ニーズの自覚されている顧客視点情報は「つまずきケア」

ユーザーがニーズを自覚している顧客視点情報は「つまずきケア」になります。買う気があるのにつまずいているユーザーを見つけて、サポートするものです。

例えばECサイトであれば送料に関することや、アパレル商品ならサイズ感など、不安材料となる情報があります。そういった情報をユーザー自身が探さなくてもわかるようにすることで、ユーザーの不安を払拭することができます。

4象限マトリクス:つまづきケア
ニーズの自覚されている顧客視点情報は「つまずきケア」

シューズショップのリーガルでは、商品ページで購入を検討しているユーザーに向けてサイズガイドの案内を行いました。ユーザーのサイズ感に対する不安を払拭し、つまずきをケアすることで購入率を改善しています

リーガルのWeb接客事例
リーガルではサイズガイドの案内により「つまずきケア」

顧客視点でニーズを掘り起こす「気の利く提案」

顧客視点でユーザーのニーズを掘り起こすことで、「気の利く提案」ができます。提案により、購入意欲が低い状態のユーザーに気づきが与えられます。

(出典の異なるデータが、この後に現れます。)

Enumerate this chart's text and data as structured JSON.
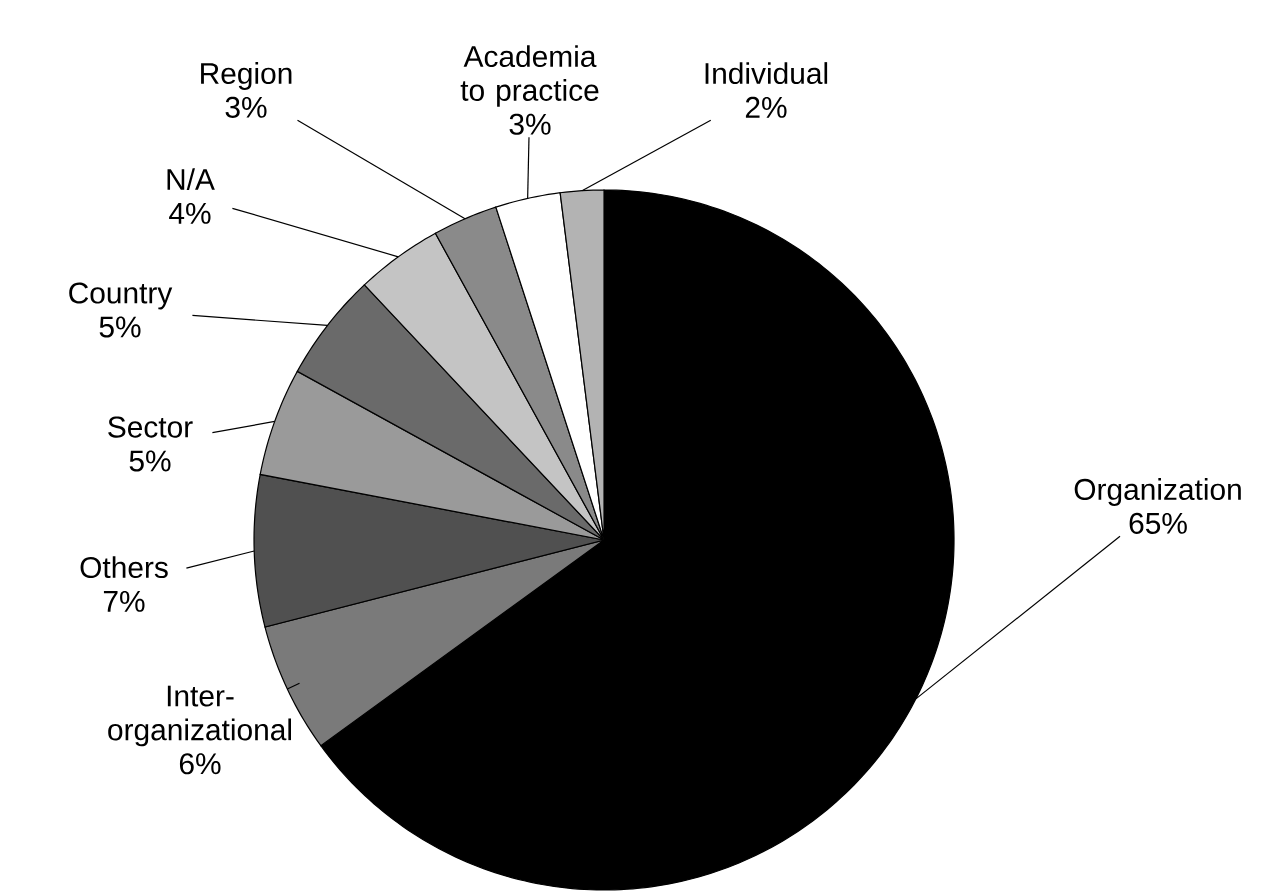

顧客視点でメリットのある情報やサービスでも、ユーザーはその存在に気づかないというケースは少なくありません。

ユーザーはWebサイトをくまなく見るわけではありませんから、情報があるだけでは見てもらえないと考えた方が良いでしょう。そこで、適切なタイミングで能動的にアプローチすることで、「気の利く提案」が実現できます。

4象限マトリクス:気の利く提案
顧客視点でニーズを掘り起こすことができたら「気の利く提案」に

日比谷花壇のオンラインショップでは、母の日のギフト商品にメッセージカードをつけるオプションがあります。そのことを、カートページで「メッセージカードで感謝の気持ちを伝えましょう」と提案することで、オプションの利用率だけでなく購入率も改善することができました

日比谷花壇のWeb接客事例
日比谷花壇ではメッセージカードのオプションを提案

いちユーザーの感覚で改善点を探っていく

企業側が「あたりまえ」と思っていることは想像よりも伝わらず、「読んでほしい」と思っていることは読まれないと思った方が賢明でしょう。

いちユーザーの感覚で自社のWebサイトやアプリを利用し、押し売りになっていたりつまずいたりするポイントを探ることで、有効な施策のヒントが得られます

Web接客などのオンラインコミュニケーションで重要なのは、一律の案内を行うのではなく、ユーザーごとに適切な情報を出し分けることです。

オンライン上のカスタマージャーニーで、どういった状況ならどのようなメッセージが最適なのかを見極め、ユーザーの心と行動に働きかける顧客中心のアプローチを実現していきましょう。